The Volunteer was Goodyear’s second Type TZ airship, and fourth overall (after Pilgrim I and II, and the Puritan). Goodyear’s president, Paul Litchfield, had a penchant for naming the airships after America’s Cup yachts, seeing the blimps as yachts of the sky.

The Volunteer series airships were the west-coast Goodyear advertising representatives. The first one first flew on April 27, 1929, and sported a 128-foot long, 36-foot diameter envelope which held up to 86,000 cubic feet of helium.
The Volunteer I was retired in late 1929, when Goodyear decided to replace the envelope with a larger, 96,000 cu. ft. one (it was 133 feet long with a 39 foot diameter), and the original 82hp Siemens-Halska engines were replaced with 110-hp Warner Scarabs. The “new” Volunteer retained the original car, and the original NC-8A registration number.

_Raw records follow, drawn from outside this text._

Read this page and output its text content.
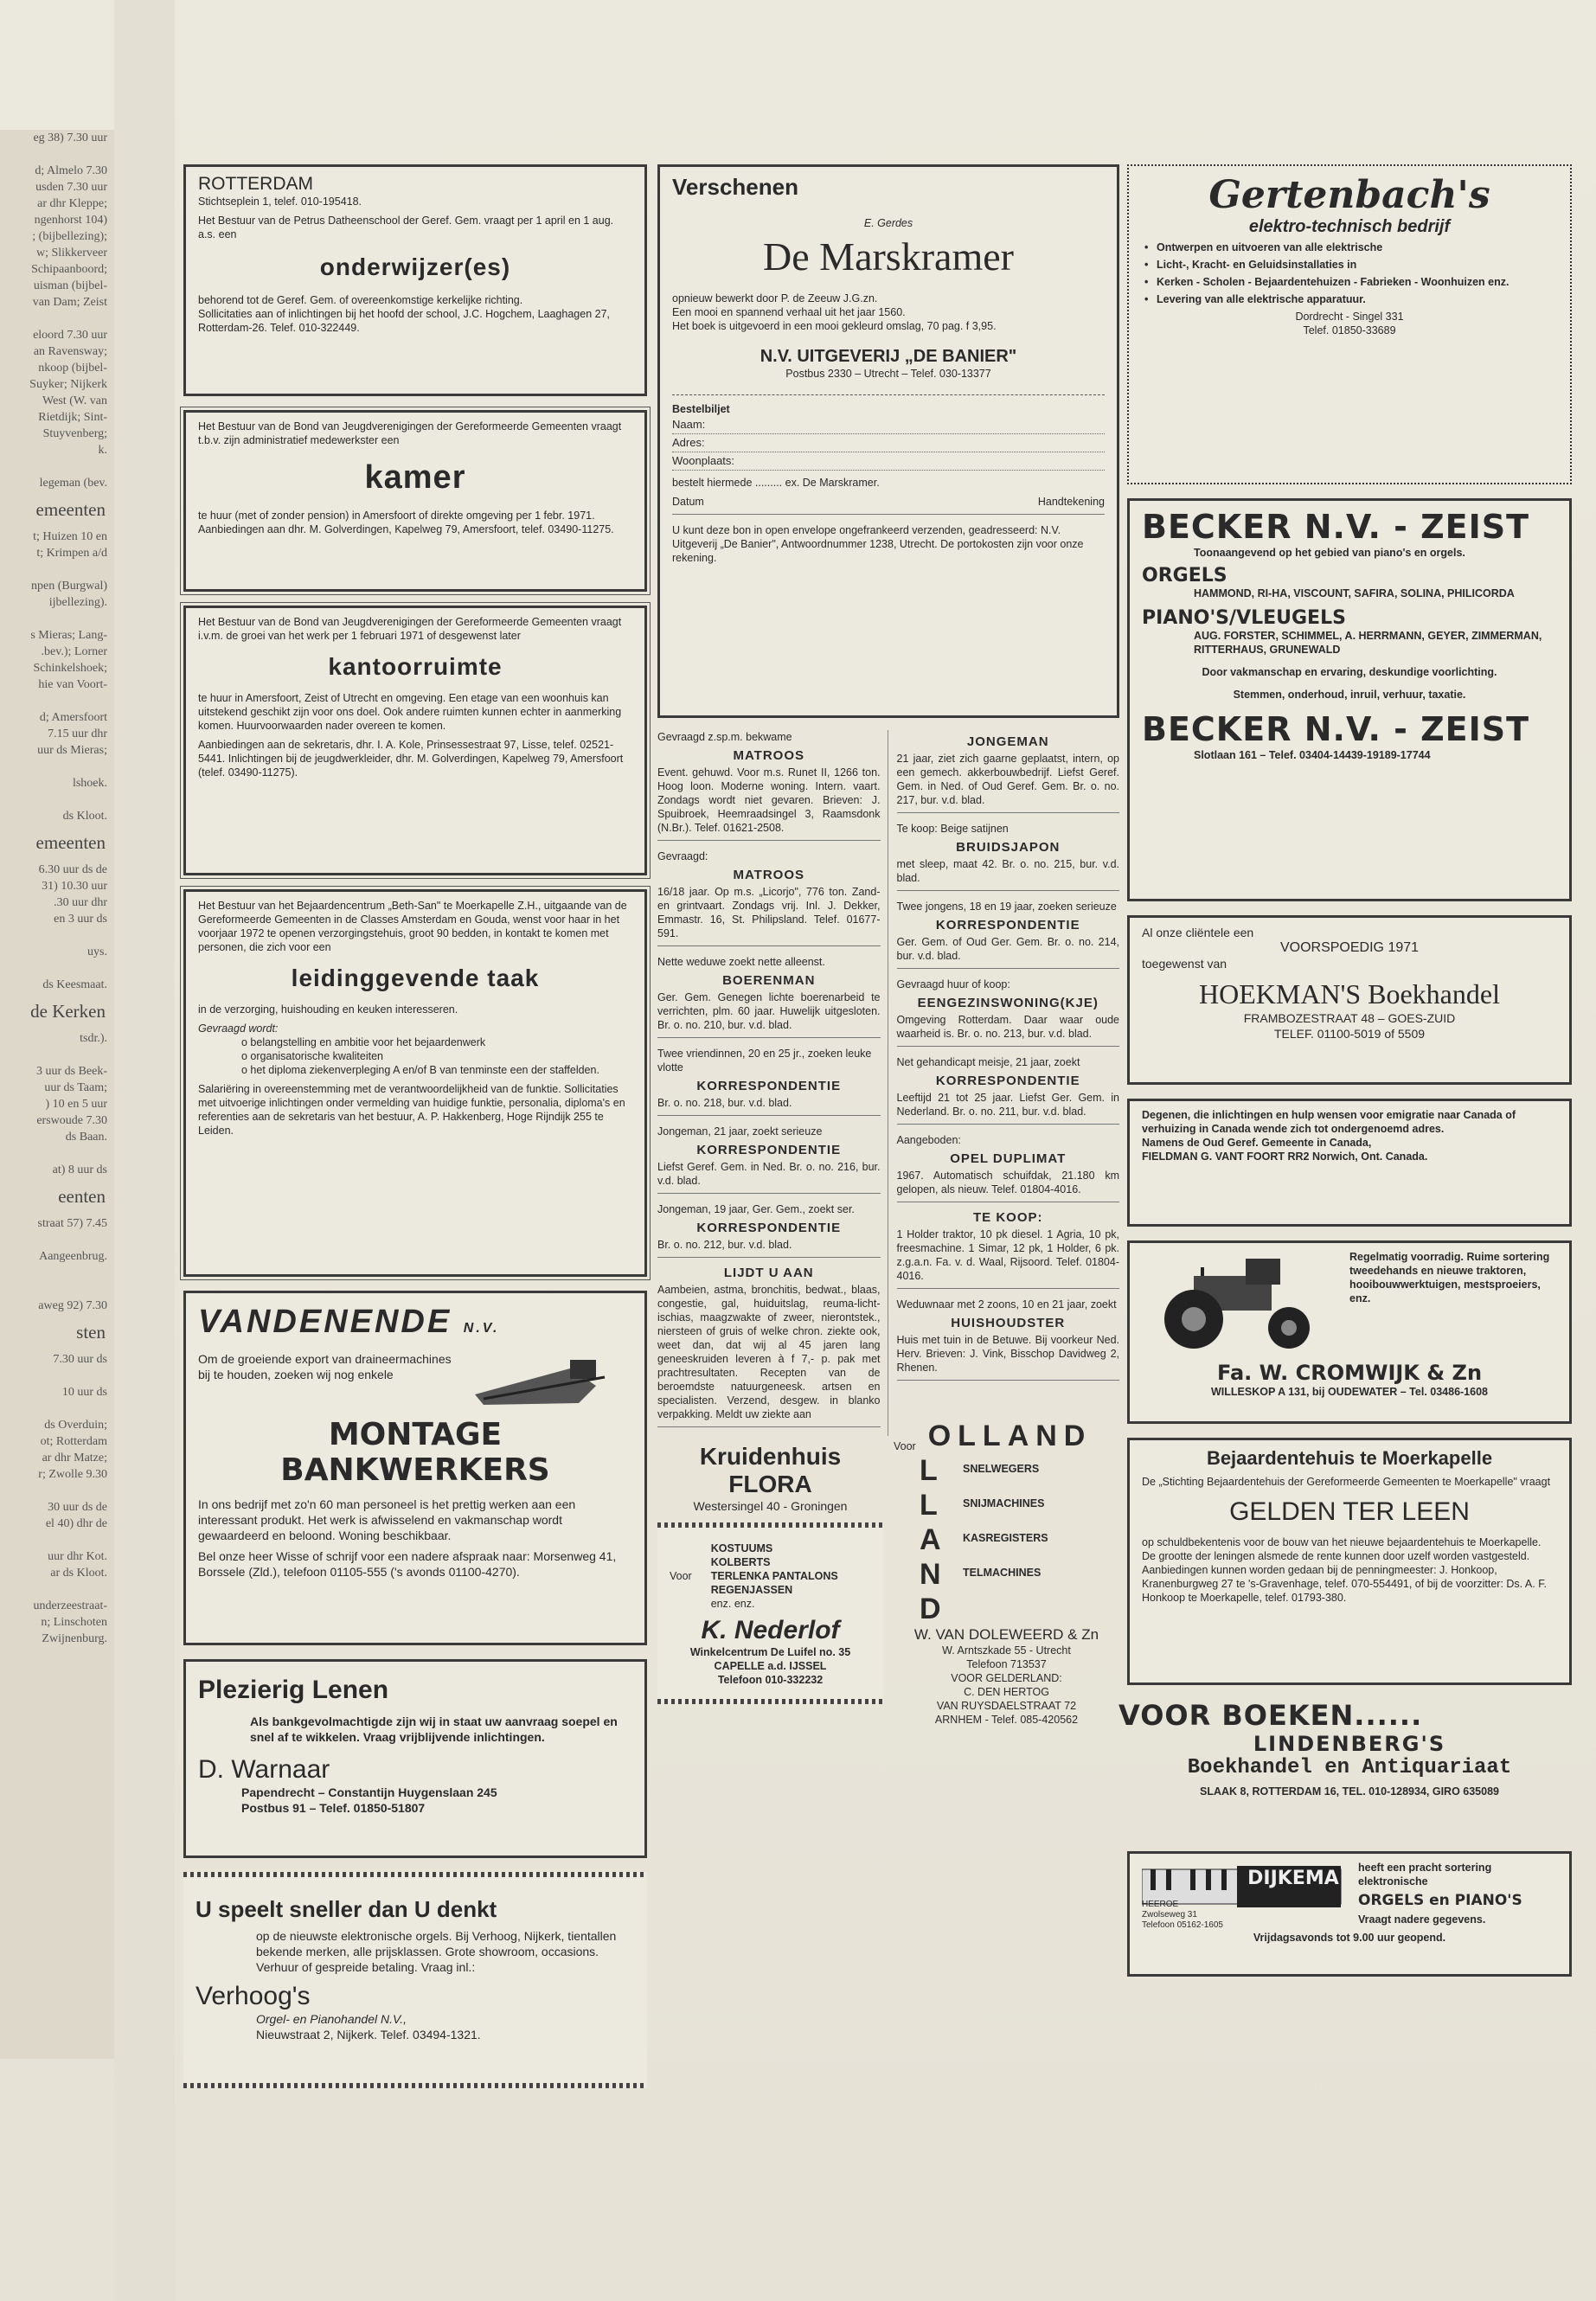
eg 38) 7.30 uur

d; Almelo 7.30
usden 7.30 uur
ar dhr Kleppe;
ngenhorst 104)
; (bijbellezing);
w; Slikkerveer
Schipaanboord;
uisman (bijbel-
van Dam; Zeist

eloord 7.30 uur
an Ravensway;
nkoop (bijbel-
Suyker; Nijkerk
West (W. van
Rietdijk; Sint-
Stuyvenberg;
k.

legeman (bev.
emeenten
t; Huizen 10 en
t; Krimpen a/d

npen (Burgwal)
ijbellezing).

s Mieras; Lang-
.bev.); Lorner
Schinkelshoek;
hie van Voort-

d; Amersfoort
7.15 uur dhr
uur ds Mieras;

lshoek.

ds Kloot.
emeenten
6.30 uur ds de
31) 10.30 uur
.30 uur dhr
en 3 uur ds

uys.

ds Keesmaat.
de Kerken
tsdr.).

3 uur ds Beek-
uur ds Taam;
) 10 en 5 uur
erswoude 7.30
ds Baan.

at) 8 uur ds
eenten
straat 57) 7.45

Aangeenbrug.

aweg 92) 7.30
sten
7.30 uur ds

10 uur ds

ds Overduin;
ot; Rotterdam
ar dhr Matze;
r; Zwolle 9.30

30 uur ds de
el 40) dhr de

uur dhr Kot.
ar ds Kloot.

underzeestraat-
n; Linschoten
Zwijnenburg.
ROTTERDAM
Stichtseplein 1, telef. 010-195418.
Het Bestuur van de Petrus Datheenschool der Geref. Gem. vraagt per 1 april en 1 aug. a.s. een
onderwijzer(es)
behorend tot de Geref. Gem. of overeenkomstige kerkelijke richting.
Sollicitaties aan of inlichtingen bij het hoofd der school, J.C. Hogchem, Laaghagen 27, Rotterdam-26. Telef. 010-322449.
Het Bestuur van de Bond van Jeugdverenigingen der Gereformeerde Gemeenten vraagt t.b.v. zijn administratief medewerkster een
kamer
te huur (met of zonder pension) in Amersfoort of direkte omgeving per 1 febr. 1971. Aanbiedingen aan dhr. M. Golverdingen, Kapelweg 79, Amersfoort, telef. 03490-11275.
Het Bestuur van de Bond van Jeugdverenigingen der Gereformeerde Gemeenten vraagt i.v.m. de groei van het werk per 1 februari 1971 of desgewenst later
kantoorruimte
te huur in Amersfoort, Zeist of Utrecht en omgeving. Een etage van een woonhuis kan uitstekend geschikt zijn voor ons doel. Ook andere ruimten kunnen echter in aanmerking komen. Huurvoorwaarden nader overeen te komen.
Aanbiedingen aan de sekretaris, dhr. I. A. Kole, Prinsessestraat 97, Lisse, telef. 02521-5441. Inlichtingen bij de jeugdwerkleider, dhr. M. Golverdingen, Kapelweg 79, Amersfoort (telef. 03490-11275).
Het Bestuur van het Bejaardencentrum „Beth-San" te Moerkapelle Z.H., uitgaande van de Gereformeerde Gemeenten in de Classes Amsterdam en Gouda, wenst voor haar in het voorjaar 1972 te openen verzorgingstehuis, groot 90 bedden, in kontakt te komen met personen, die zich voor een
leidinggevende taak
in de verzorging, huishouding en keuken interesseren.
Gevraagd wordt:
o belangstelling en ambitie voor het bejaardenwerk
o organisatorische kwaliteiten
o het diploma ziekenverpleging A en/of B van tenminste een der staffelden.
Salariëring in overeenstemming met de verantwoordelijkheid van de funktie. Sollicitaties met uitvoerige inlichtingen onder vermelding van huidige funktie, personalia, diploma's en referenties aan de sekretaris van het bestuur, A. P. Hakkenberg, Hoge Rijndijk 255 te Leiden.
VANDENENDE N.V.
Om de groeiende export van draineermachines bij te houden, zoeken wij nog enkele
MONTAGE
BANKWERKERS
In ons bedrijf met zo'n 60 man personeel is het prettig werken aan een interessant produkt. Het werk is afwisselend en vakmanschap wordt gewaardeerd en beloond. Woning beschikbaar.
Bel onze heer Wisse of schrijf voor een nadere afspraak naar: Morsenweg 41, Borssele (Zld.), telefoon 01105-555 ('s avonds 01100-4270).
Plezierig Lenen
Als bankgevolmachtigde zijn wij in staat uw aanvraag soepel en snel af te wikkelen. Vraag vrijblijvende inlichtingen.
D. Warnaar
Papendrecht – Constantijn Huygenslaan 245
Postbus 91 – Telef. 01850-51807
U speelt sneller dan U denkt
op de nieuwste elektronische orgels. Bij Verhoog, Nijkerk, tientallen bekende merken, alle prijsklassen. Grote showroom, occasions. Verhuur of gespreide betaling. Vraag inl.:
Verhoog's
Orgel- en Pianohandel N.V.,
Nieuwstraat 2, Nijkerk. Telef. 03494-1321.
Verschenen
E. Gerdes
De Marskramer
opnieuw bewerkt door P. de Zeeuw J.G.zn.
Een mooi en spannend verhaal uit het jaar 1560.
Het boek is uitgevoerd in een mooi gekleurd omslag, 70 pag. f 3,95.
N.V. UITGEVERIJ „DE BANIER"
Postbus 2330 – Utrecht – Telef. 030-13377
Bestelbiljet
Naam:
Adres:
Woonplaats:
bestelt hiermede ......... ex. De Marskramer.
Datum	Handtekening
U kunt deze bon in open envelope ongefrankeerd verzenden, geadresseerd: N.V. Uitgeverij „De Banier", Antwoordnummer 1238, Utrecht. De portokosten zijn voor onze rekening.
Gevraagd z.sp.m. bekwame
MATROOS
Event. gehuwd. Voor m.s. Runet II, 1266 ton. Hoog loon. Moderne woning. Intern. vaart. Zondags wordt niet gevaren. Brieven: J. Spuibroek, Heemraadsingel 3, Raamsdonk (N.Br.). Telef. 01621-2508.
Gevraagd:
MATROOS
16/18 jaar. Op m.s. „Licorjo", 776 ton. Zand- en grintvaart. Zondags vrij. Inl. J. Dekker, Emmastr. 16, St. Philipsland. Telef. 01677-591.
Nette weduwe zoekt nette alleenst.
BOERENMAN
Ger. Gem. Genegen lichte boerenarbeid te verrichten, plm. 60 jaar. Huwelijk uitgesloten. Br. o. no. 210, bur. v.d. blad.
Twee vriendinnen, 20 en 25 jr., zoeken leuke vlotte
KORRESPONDENTIE
Br. o. no. 218, bur. v.d. blad.
Jongeman, 21 jaar, zoekt serieuze
KORRESPONDENTIE
Liefst Geref. Gem. in Ned. Br. o. no. 216, bur. v.d. blad.
Jongeman, 19 jaar, Ger. Gem., zoekt ser.
KORRESPONDENTIE
Br. o. no. 212, bur. v.d. blad.
LIJDT U AAN
Aambeien, astma, bronchitis, bedwat., blaas, congestie, gal, huiduitslag, reuma-licht-ischias, maagzwakte of zweer, nierontstek., niersteen of gruis of welke chron. ziekte ook, weet dan, dat wij al 45 jaren lang geneeskruiden leveren à f 7,- p. pak met prachtresultaten. Recepten van de beroemdste natuurgeneesk. artsen en specialisten. Verzend, desgew. in blanko verpakking. Meldt uw ziekte aan
JONGEMAN
21 jaar, ziet zich gaarne geplaatst, intern, op een gemech. akkerbouwbedrijf. Liefst Geref. Gem. in Ned. of Oud Geref. Gem. Br. o. no. 217, bur. v.d. blad.
Te koop: Beige satijnen
BRUIDSJAPON
met sleep, maat 42. Br. o. no. 215, bur. v.d. blad.
Twee jongens, 18 en 19 jaar, zoeken serieuze
KORRESPONDENTIE
Ger. Gem. of Oud Ger. Gem. Br. o. no. 214, bur. v.d. blad.
Gevraagd huur of koop:
EENGEZINSWONING(KJE)
Omgeving Rotterdam. Daar waar oude waarheid is. Br. o. no. 213, bur. v.d. blad.
Net gehandicapt meisje, 21 jaar, zoekt
KORRESPONDENTIE
Leeftijd 21 tot 25 jaar. Liefst Ger. Gem. in Nederland. Br. o. no. 211, bur. v.d. blad.
Aangeboden:
OPEL DUPLIMAT
1967. Automatisch schuifdak, 21.180 km gelopen, als nieuw. Telef. 01804-4016.
TE KOOP:
1 Holder traktor, 10 pk diesel. 1 Agria, 10 pk, freesmachine. 1 Simar, 12 pk, 1 Holder, 6 pk. z.g.a.n. Fa. v. d. Waal, Rijsoord. Telef. 01804-4016.
Weduwnaar met 2 zoons, 10 en 21 jaar, zoekt
HUISHOUDSTER
Huis met tuin in de Betuwe. Bij voorkeur Ned. Herv. Brieven: J. Vink, Bisschop Davidweg 2, Rhenen.
Kruidenhuis
FLORA
Westersingel 40 - Groningen
Voor
KOSTUUMS
KOLBERTS
TERLENKA PANTALONS
REGENJASSEN
enz. enz.
K. Nederlof
Winkelcentrum De Luifel no. 35
CAPELLE a.d. IJSSEL
Telefoon 010-332232
Voor OLLAND
L
L
A
N
D
SNELWEGERS
SNIJMACHINES
KASREGISTERS
TELMACHINES
W. VAN DOLEWEERD & Zn
W. Arntszkade 55 - Utrecht
Telefoon 713537
VOOR GELDERLAND:
C. DEN HERTOG
VAN RUYSDAELSTRAAT 72
ARNHEM - Telef. 085-420562
Gertenbach's
elektro-technisch bedrijf
• Ontwerpen en uitvoeren van alle elektrische
• Licht-, Kracht- en Geluidsinstallaties in
• Kerken - Scholen - Bejaardentehuizen - Fabrieken - Woonhuizen enz.
• Levering van alle elektrische apparatuur.
Dordrecht - Singel 331
Telef. 01850-33689
BECKER N.V. - ZEIST
Toonaangevend op het gebied van piano's en orgels.
ORGELS
HAMMOND, RI-HA, VISCOUNT, SAFIRA, SOLINA, PHILICORDA
PIANO'S/VLEUGELS
AUG. FORSTER, SCHIMMEL, A. HERRMANN, GEYER, ZIMMERMAN, RITTERHAUS, GRUNEWALD
Door vakmanschap en ervaring, deskundige voorlichting.
Stemmen, onderhoud, inruil, verhuur, taxatie.
BECKER N.V. - ZEIST
Slotlaan 161 – Telef. 03404-14439-19189-17744
Al onze cliëntele een
VOORSPOEDIG 1971
toegewenst van
HOEKMAN'S Boekhandel
FRAMBOZESTRAAT 48 – GOES-ZUID
TELEF. 01100-5019 of 5509
Degenen, die inlichtingen en hulp wensen voor emigratie naar Canada of verhuizing in Canada wende zich tot ondergenoemd adres.
Namens de Oud Geref. Gemeente in Canada,
FIELDMAN G. VANT FOORT RR2 Norwich, Ont. Canada.
Regelmatig voorradig. Ruime sortering tweedehands en nieuwe traktoren, hooibouwwerktuigen, mestsproeiers, enz.
Fa. W. CROMWIJK & Zn
WILLESKOP A 131, bij OUDEWATER – Tel. 03486-1608
Bejaardentehuis te Moerkapelle
De „Stichting Bejaardentehuis der Gereformeerde Gemeenten te Moerkapelle" vraagt
GELDEN TER LEEN
op schuldbekentenis voor de bouw van het nieuwe bejaardentehuis te Moerkapelle. De grootte der leningen alsmede de rente kunnen door uzelf worden vastgesteld. Aanbiedingen kunnen worden gedaan bij de penningmeester: J. Honkoop, Kranenburgweg 27 te 's-Gravenhage, telef. 070-554491, of bij de voorzitter: Ds. A. F. Honkoop te Moerkapelle, telef. 01793-380.
VOOR BOEKEN......
LINDENBERG'S
Boekhandel en Antiquariaat
SLAAK 8, ROTTERDAM 16, TEL. 010-128934, GIRO 635089
DIJKEMA
HEEROE
Zwolseweg 31
Telefoon 05162-1605
heeft een pracht sortering elektronische
ORGELS en PIANO'S
Vraagt nadere gegevens.
Vrijdagsavonds tot 9.00 uur geopend.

Odd little trivia twist: the Volunteer (the airship) was named after the Volunteer (the yacht) which was built in 1887 and successfully defended the America's Cup against the Scottish challenger Thistle that same year. The Volunteer, along with the two previous America's Cup yachts Puritan (1885) and Mayflower (1886) (which also had blimps named after them), was designed by Boston maritime architect Edward Burgess, the father of W. Starling Burgess who started the Burgess Company, the largest manufacturer of license-built Wright Brothers aircraft, until he sold out to Glenn Curtiss in 1916.